WebKit chaos

Software using the popular browser engine WebKit to render web pages was temporarily vulnerable to a universal cross-site scripting attack (UXSS), Google’s Project Zero announced yesterday.

This was due to an issue with the way WebKit deletes cross-domain objects when a page is unloaded. The issue, which would have allowed an attacker to execute JavaScript from one domain to another, has since been patched.

An XML stylesheet and use of XSLT was allowing for a cross-site object to remain despite the deletion of the document which references it, Google said.

By using nested iframes and a form submission an attacker could execute JavaScript onto that cross-domain object by navigating to a JavaScript URL in order to trigger the UXSS.

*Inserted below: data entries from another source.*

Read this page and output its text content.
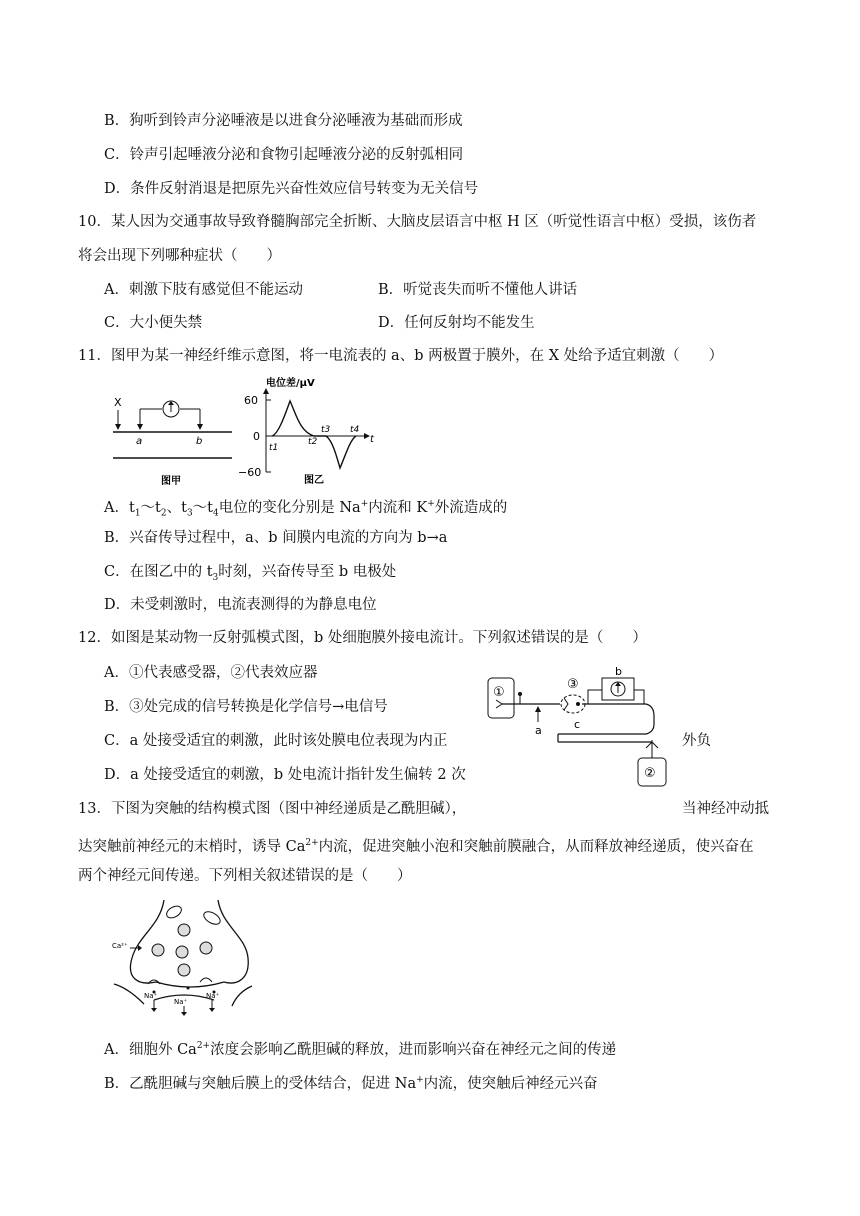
B．狗听到铃声分泌唾液是以进食分泌唾液为基础而形成
C．铃声引起唾液分泌和食物引起唾液分泌的反射弧相同
D．条件反射消退是把原先兴奋性效应信号转变为无关信号
10．某人因为交通事故导致脊髓胸部完全折断、大脑皮层语言中枢 H 区（听觉性语言中枢）受损，该伤者
将会出现下列哪种症状（　　）
A．刺激下肢有感觉但不能运动	B．听觉丧失而听不懂他人讲话
C．大小便失禁	D．任何反射均不能发生
11．图甲为某一神经纤维示意图，将一电流表的 a、b 两极置于膜外，在 X 处给予适宜刺激（　　）
X
a	b
图甲
电位差/μV
60
0
−60
t1
t2
t3 t4
t
图乙
A．$t_1\sim t_2$、$t_3\sim t_4$电位的变化分别是 Na+内流和 K+外流造成的
B．兴奋传导过程中，a、b 间膜内电流的方向为 b→a
C．在图乙中的 $t_3$时刻，兴奋传导至 b 电极处
D．未受刺激时，电流表测得的为静息电位
12．如图是某动物一反射弧模式图，b 处细胞膜外接电流计。下列叙述错误的是（　　）
A．①代表感受器，②代表效应器
B．③处完成的信号转换是化学信号→电信号
C．a 处接受适宜的刺激，此时该处膜电位表现为内正	外负
D．a 处接受适宜的刺激，b 处电流计指针发生偏转 2 次
①
a
③
c
b
②
13．下图为突触的结构模式图（图中神经递质是乙酰胆碱），	当神经冲动抵
达突触前神经元的末梢时，诱导 $Ca^{2+}$内流，促进突触小泡和突触前膜融合，从而释放神经递质，使兴奋在
两个神经元间传递。下列相关叙述错误的是（　　）
Ca²⁺
Na⁺
Na⁺
Na⁺
A．细胞外 $Ca^{2+}$浓度会影响乙酰胆碱的释放，进而影响兴奋在神经元之间的传递
B．乙酰胆碱与突触后膜上的受体结合，促进 Na+内流，使突触后神经元兴奋
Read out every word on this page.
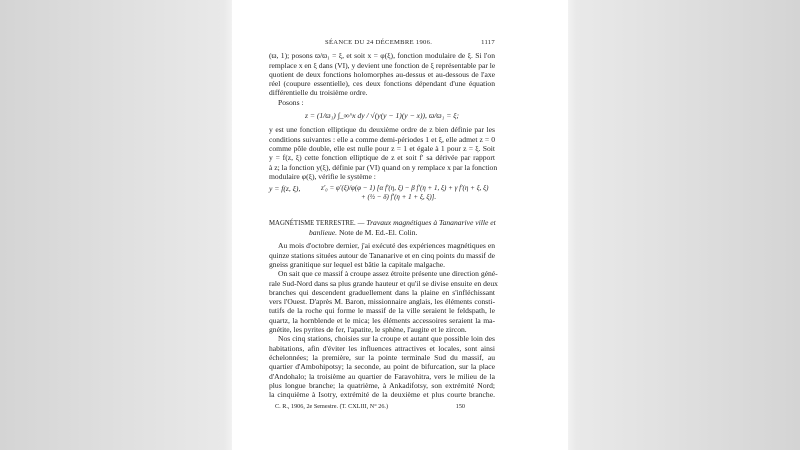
SÉANCE DU 24 DÉCEMBRE 1906.	1117
(ϖ, 1); posons ϖ/ϖ₁ = ξ, et soit x = φ(ξ), fonction modulaire de ξ. Si l'on
remplace x en ξ dans (VI), y devient une fonction de ξ représentable par le
quotient de deux fonctions holomorphes au-dessus et au-dessous de l'axe
réel (coupure essentielle), ces deux fonctions dépendant d'une équation
différentielle du troisième ordre.
Posons :
z = (1/ϖ₁) ∫_∞^x dy / √(y(y − 1)(y − x)), ϖ/ϖ₁ = ξ;
y est une fonction elliptique du deuxième ordre de z bien définie par les
conditions suivantes : elle a comme demi-périodes 1 et ξ, elle admet z = 0
comme pôle double, elle est nulle pour z = 1 et égale à 1 pour z = ξ. Soit
y = f(z, ξ) cette fonction elliptique de z et soit f′ sa dérivée par rapport
à z; la fonction y(ξ), définie par (VI) quand on y remplace x par la fonction
modulaire φ(ξ), vérifie le système :
y = f(z, ξ),	z′₀ = φ′(ξ)/φ(φ − 1) [α f′(η, ξ) − β f′(η + 1, ξ) + γ f′(η + ξ, ξ)
+ (½ − δ) f′(η + 1 + ξ, ξ)].
MAGNÉTISME TERRESTRE. — Travaux magnétiques à Tananarive ville et
banlieue. Note de M. Ed.-El. Colin.
Au mois d'octobre dernier, j'ai exécuté des expériences magnétiques en
quinze stations situées autour de Tananarive et en cinq points du massif de
gneiss granitique sur lequel est bâtie la capitale malgache.
On sait que ce massif à croupe assez étroite présente une direction géné-
rale Sud-Nord dans sa plus grande hauteur et qu'il se divise ensuite en deux
branches qui descendent graduellement dans la plaine en s'infléchissant
vers l'Ouest. D'après M. Baron, missionnaire anglais, les éléments consti-
tutifs de la roche qui forme le massif de la ville seraient le feldspath, le
quartz, la hornblende et le mica; les éléments accessoires seraient la ma-
gnétite, les pyrites de fer, l'apatite, le sphène, l'augite et le zircon.
Nos cinq stations, choisies sur la croupe et autant que possible loin des
habitations, afin d'éviter les influences attractives et locales, sont ainsi
échelonnées; la première, sur la pointe terminale Sud du massif, au
quartier d'Ambohipotsy; la seconde, au point de bifurcation, sur la place
d'Andohalo; la troisième au quartier de Faravohitra, vers le milieu de la
plus longue branche; la quatrième, à Ankadifotsy, son extrémité Nord;
la cinquième à Isotry, extrémité de la deuxième et plus courte branche.
C. R., 1906, 2e Semestre. (T. CXLIII, N° 26.)	150
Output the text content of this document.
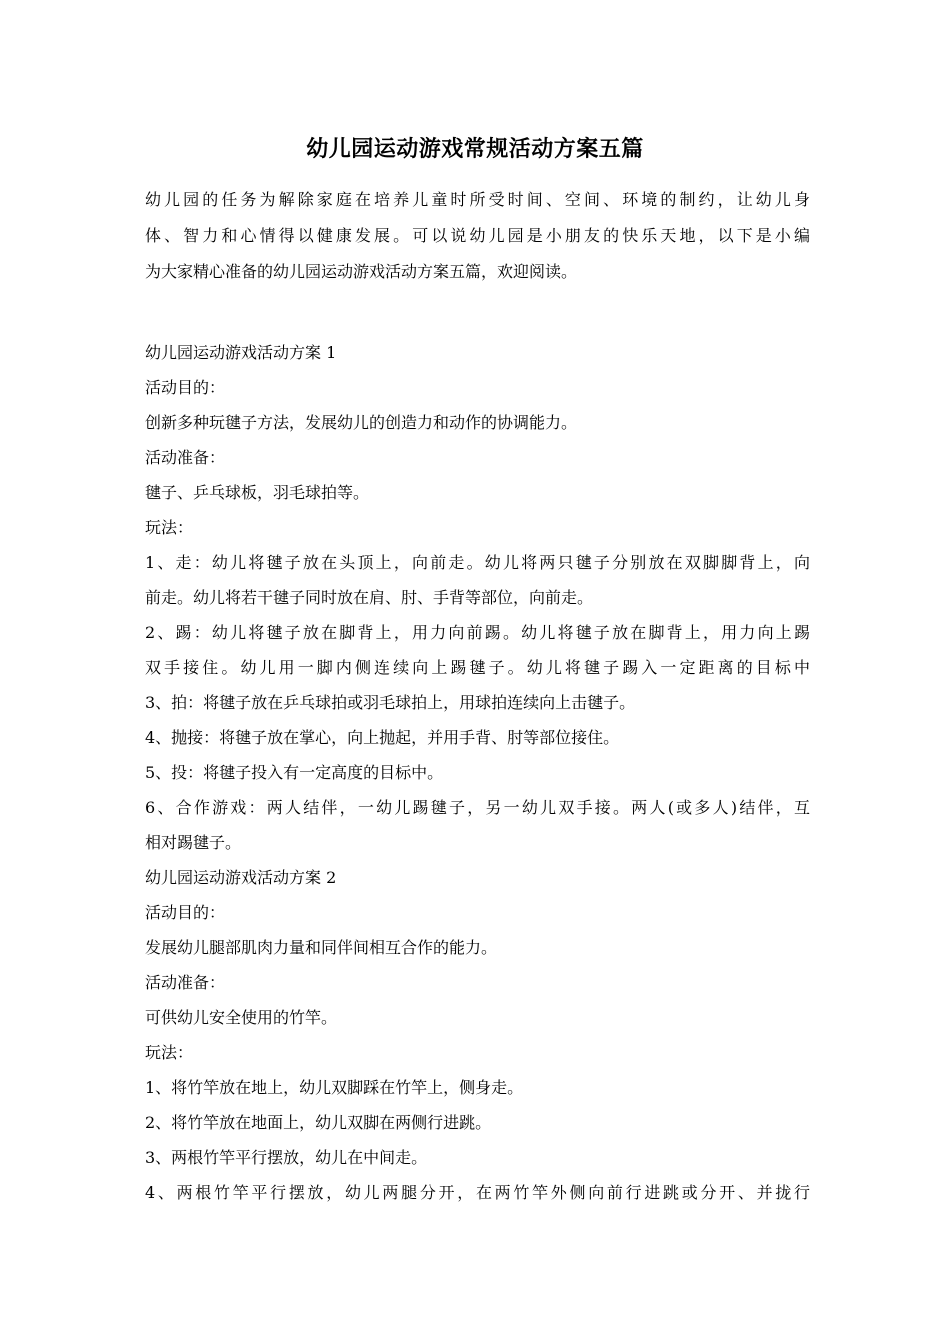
幼儿园运动游戏常规活动方案五篇
幼儿园的任务为解除家庭在培养儿童时所受时间、空间、环境的制约，让幼儿身
体、智力和心情得以健康发展。可以说幼儿园是小朋友的快乐天地，以下是小编
为大家精心准备的幼儿园运动游戏活动方案五篇，欢迎阅读。
幼儿园运动游戏活动方案 1
活动目的：
创新多种玩毽子方法，发展幼儿的创造力和动作的协调能力。
活动准备：
毽子、乒乓球板，羽毛球拍等。
玩法：
1、走：幼儿将毽子放在头顶上，向前走。幼儿将两只毽子分别放在双脚脚背上，向
前走。幼儿将若干毽子同时放在肩、肘、手背等部位，向前走。
2、踢：幼儿将毽子放在脚背上，用力向前踢。幼儿将毽子放在脚背上，用力向上踢
双手接住。幼儿用一脚内侧连续向上踢毽子。幼儿将毽子踢入一定距离的目标中
3、拍：将毽子放在乒乓球拍或羽毛球拍上，用球拍连续向上击毽子。
4、抛接：将毽子放在掌心，向上抛起，并用手背、肘等部位接住。
5、投：将毽子投入有一定高度的目标中。
6、合作游戏：两人结伴，一幼儿踢毽子，另一幼儿双手接。两人(或多人)结伴，互
相对踢毽子。
幼儿园运动游戏活动方案 2
活动目的：
发展幼儿腿部肌肉力量和同伴间相互合作的能力。
活动准备：
可供幼儿安全使用的竹竿。
玩法：
1、将竹竿放在地上，幼儿双脚踩在竹竿上，侧身走。
2、将竹竿放在地面上，幼儿双脚在两侧行进跳。
3、两根竹竿平行摆放，幼儿在中间走。
4、两根竹竿平行摆放，幼儿两腿分开，在两竹竿外侧向前行进跳或分开、并拢行
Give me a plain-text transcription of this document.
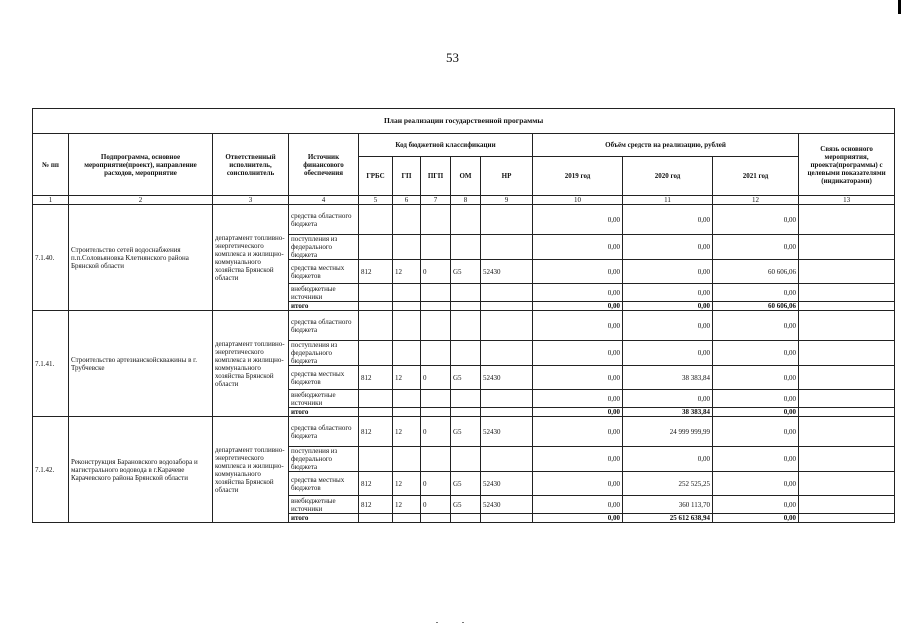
53
План реализации государственной программы												
№ пп	Подпрограмма, основное мероприятие(проект), направление расходов, мероприятие	Ответственный исполнитель, соисполнитель	Источник финансового обеспечения	Код бюджетной классификации					Объём средств на реализацию, рублей			Связь основного мероприятия, проекта(программы) с целевыми показателями (индикаторами)
				ГРБС	ГП	ПГП	ОМ	НР	2019 год	2020 год	2021 год	
1	2	3	4	5	6	7	8	9	10	11	12	13
7.1.40.	Строительство сетей водоснабжения п.п.Соловьяновка Клетнянского района Брянской области	департамент топливно-энергетического комплекса и жилищно-коммунального хозяйства Брянской области	средства областного бюджета						0,00	0,00	0,00	
			поступления из федерального бюджета						0,00	0,00	0,00	
			средства местных бюджетов	812	12	0	G5	52430	0,00	0,00	60 606,06	
			внебюджетные источники						0,00	0,00	0,00	
			итого						0,00	0,00	60 606,06	
7.1.41.	Строительство артезианскойскважины в г. Трубчевске	департамент топливно-энергетического комплекса и жилищно-коммунального хозяйства Брянской области	средства областного бюджета						0,00	0,00	0,00	
			поступления из федерального бюджета						0,00	0,00	0,00	
			средства местных бюджетов	812	12	0	G5	52430	0,00	38 383,84	0,00	
			внебюджетные источники						0,00	0,00	0,00	
			итого						0,00	38 383,84	0,00	
7.1.42.	Реконструкция Барановского водозабора и магистрального водовода в г.Карачеве Карачевского района Брянской области	департамент топливно-энергетического комплекса и жилищно-коммунального хозяйства Брянской области	средства областного бюджета	812	12	0	G5	52430	0,00	24 999 999,99	0,00	
			поступления из федерального бюджета						0,00	0,00	0,00	
			средства местных бюджетов	812	12	0	G5	52430	0,00	252 525,25	0,00	
			внебюджетные источники	812	12	0	G5	52430	0,00	360 113,70	0,00	
			итого						0,00	25 612 638,94	0,00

“The problem is that by the time setDocument is called, newDocument might already have a reference to a Frame object, and if the method returns early, that reference will never get cleared by subsequent navigations,” Project Zero’s Sergei Glazunov wrote in a bug report.

“It's not possible to trigger document replacement inside setDocument via a regular navigation request or a JavaScript: URI load; however, an attacker can use an XSLT transformation for that.”

WebKit is used in multiple operating systems, and is the default browser engine for Apple iOS. It helps run applications such as the Safari browser, Mail, and the Apple’s App Store.

The critical vulnerability was reported to Apple on June 4 – Google has a hardline 90-day patch deadline for vendors.